United Airlines parent UAL saw the value of its shares drop by almost one-sixth during the two days of trading after it emerged from bankruptcy protection, as two other US carriers prepare to emerge from Chapter 11 this month.

UAL left Chapter 11 protection on 1 February following the approval of its 9 December reorganisation plan by the US bankruptcy court. Shares in UAL Corp New, the restructured company, began trading on 2 February and fell from $41 to $35.89 in the first day before slipping a little further on Friday, when it closed at $34.60. However, the 15.5% drop represents a smaller drop than many analysts had predicted and the company hopes this signifies relative market confidence in the new company.

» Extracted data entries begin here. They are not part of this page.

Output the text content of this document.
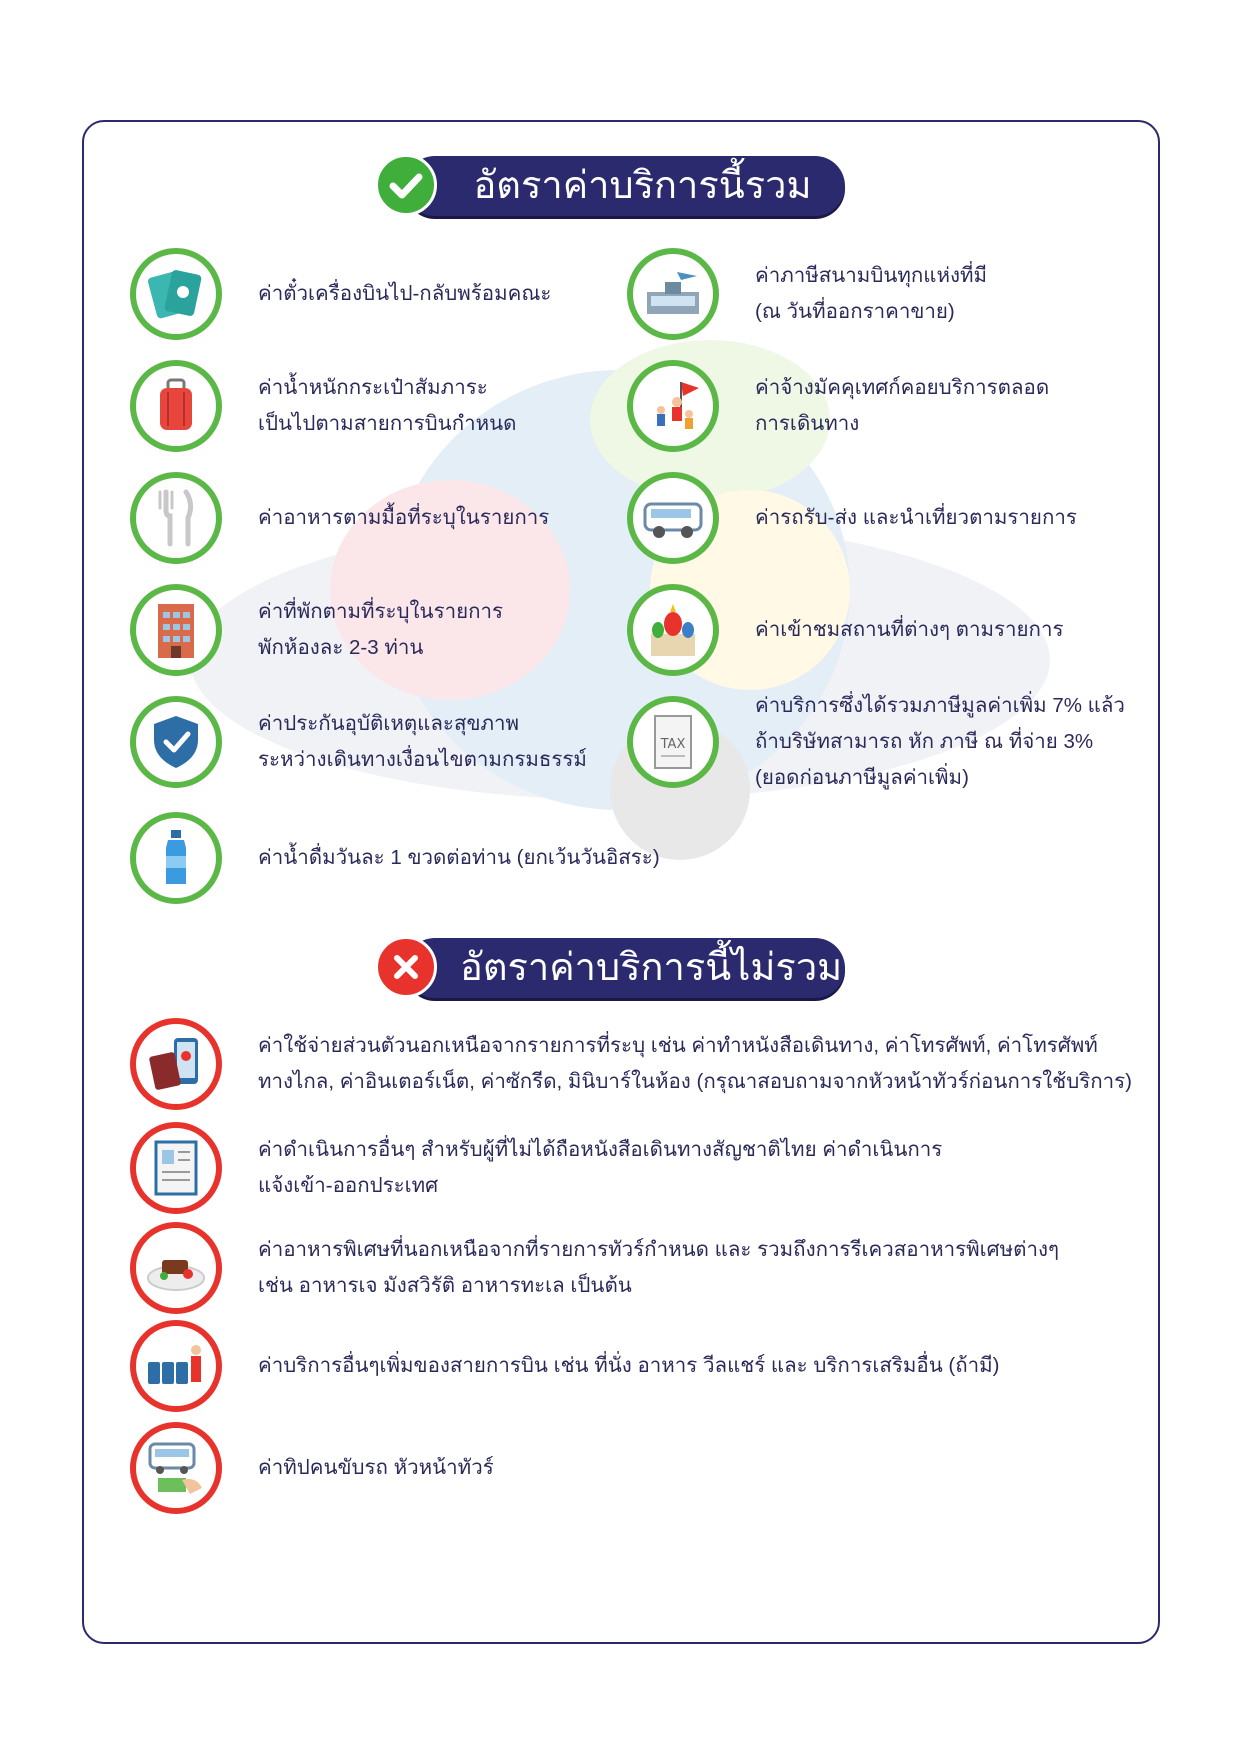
อัตราค่าบริการนี้รวม
ค่าตั๋วเครื่องบินไป-กลับพร้อมคณะ
ค่าภาษีสนามบินทุกแห่งที่มี
(ณ วันที่ออกราคาขาย)
ค่าน้ำหนักกระเป๋าสัมภาระ
เป็นไปตามสายการบินกำหนด
ค่าจ้างมัคคุเทศก์คอยบริการตลอด
การเดินทาง
ค่าอาหารตามมื้อที่ระบุในรายการ	ค่ารถรับ-ส่ง และนำเที่ยวตามรายการ
ค่าที่พักตามที่ระบุในรายการ
พักห้องละ 2-3 ท่าน
ค่าเข้าชมสถานที่ต่างๆ ตามรายการ
ค่าประกันอุบัติเหตุและสุขภาพ
ระหว่างเดินทางเงื่อนไขตามกรมธรรม์
TAX
ค่าบริการซึ่งได้รวมภาษีมูลค่าเพิ่ม 7% แล้ว
ถ้าบริษัทสามารถ หัก ภาษี ณ ที่จ่าย 3%
(ยอดก่อนภาษีมูลค่าเพิ่ม)
ค่าน้ำดื่มวันละ 1 ขวดต่อท่าน (ยกเว้นวันอิสระ)
อัตราค่าบริการนี้ไม่รวม
ค่าใช้จ่ายส่วนตัวนอกเหนือจากรายการที่ระบุ เช่น ค่าทำหนังสือเดินทาง, ค่าโทรศัพท์, ค่าโทรศัพท์
ทางไกล, ค่าอินเตอร์เน็ต, ค่าซักรีด, มินิบาร์ในห้อง (กรุณาสอบถามจากหัวหน้าทัวร์ก่อนการใช้บริการ)
ค่าดำเนินการอื่นๆ สำหรับผู้ที่ไม่ได้ถือหนังสือเดินทางสัญชาติไทย ค่าดำเนินการ
แจ้งเข้า-ออกประเทศ
ค่าอาหารพิเศษที่นอกเหนือจากที่รายการทัวร์กำหนด และ รวมถึงการรีเควสอาหารพิเศษต่างๆ
เช่น อาหารเจ มังสวิรัติ อาหารทะเล เป็นต้น
ค่าบริการอื่นๆเพิ่มของสายการบิน เช่น ที่นั่ง อาหาร วีลแชร์ และ บริการเสริมอื่น (ถ้ามี)
ค่าทิปคนขับรถ หัวหน้าทัวร์
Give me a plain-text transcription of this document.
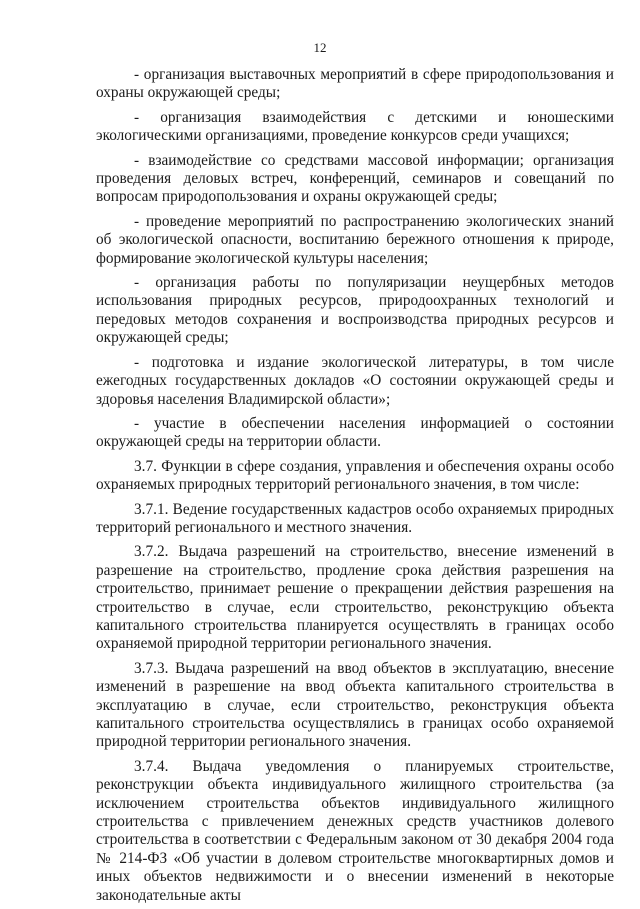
12

- организация выставочных мероприятий в сфере природопользования и охраны окружающей среды;

- организация взаимодействия с детскими и юношескими экологическими организациями, проведение конкурсов среди учащихся;

- взаимодействие со средствами массовой информации; организация проведения деловых встреч, конференций, семинаров и совещаний по вопросам природопользования и охраны окружающей среды;

- проведение мероприятий по распространению экологических знаний об экологической опасности, воспитанию бережного отношения к природе, формирование экологической культуры населения;

- организация работы по популяризации неущербных методов использования природных ресурсов, природоохранных технологий и передовых методов сохранения и воспроизводства природных ресурсов и окружающей среды;

- подготовка и издание экологической литературы, в том числе ежегодных государственных докладов «О состоянии окружающей среды и здоровья населения Владимирской области»;

- участие в обеспечении населения информацией о состоянии окружающей среды на территории области.

3.7. Функции в сфере создания, управления и обеспечения охраны особо охраняемых природных территорий регионального значения, в том числе:

3.7.1. Ведение государственных кадастров особо охраняемых природных территорий регионального и местного значения.

3.7.2. Выдача разрешений на строительство, внесение изменений в разрешение на строительство, продление срока действия разрешения на строительство, принимает решение о прекращении действия разрешения на строительство в случае, если строительство, реконструкцию объекта капитального строительства планируется осуществлять в границах особо охраняемой природной территории регионального значения.

3.7.3. Выдача разрешений на ввод объектов в эксплуатацию, внесение изменений в разрешение на ввод объекта капитального строительства в эксплуатацию в случае, если строительство, реконструкция объекта капитального строительства осуществлялись в границах особо охраняемой природной территории регионального значения.

3.7.4. Выдача уведомления о планируемых строительстве, реконструкции объекта индивидуального жилищного строительства (за исключением строительства объектов индивидуального жилищного строительства с привлечением денежных средств участников долевого строительства в соответствии с Федеральным законом от 30 декабря 2004 года № 214-ФЗ «Об участии в долевом строительстве многоквартирных домов и иных объектов недвижимости и о внесении изменений в некоторые законодательные акты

United, now headed by former oil giant ChevronTexaco vice chairman Glenn Tilton, has implemented an efficiency drive that has made annual cost savings of around $7 billion and eliminated $13 of debt. The carrier has also shed tens of unprofitable routes and upgraded its fleet while increasing its targeted marketing, it says.

"Today, we have the business platform we need to compete with the strongest carriers and a clear strategy of offering the right service to the right customer at the right price," says Tilton. United exited bankruptcy protection with $3 billion in cash, of which $2.8 billion is a loan and $200 million is a revolving credit line.

Meanwhile, the court has also approved the restructuring plans of Aloha, albeit with modifications; and the initial plans by ATA Holdings, which would see both carriers emerging from Chapter 11 this month.

Hawaiian carrier Aloha, which entered Chapter 11 on 30 December 2004, sees itself coming out of protection with $63 million in equity and very little debt.

ATA, which filed for protection in October 2004, has recently finalised repayment terms on its loan from the US Air Transportation Stabilisation Board (ATSB), clearing the way for its return from protection.

US majors Delta Air Lines and Northwest Airlines are still negotiating their paths out of Chapter 11 and are expected to do so in the first half of this year.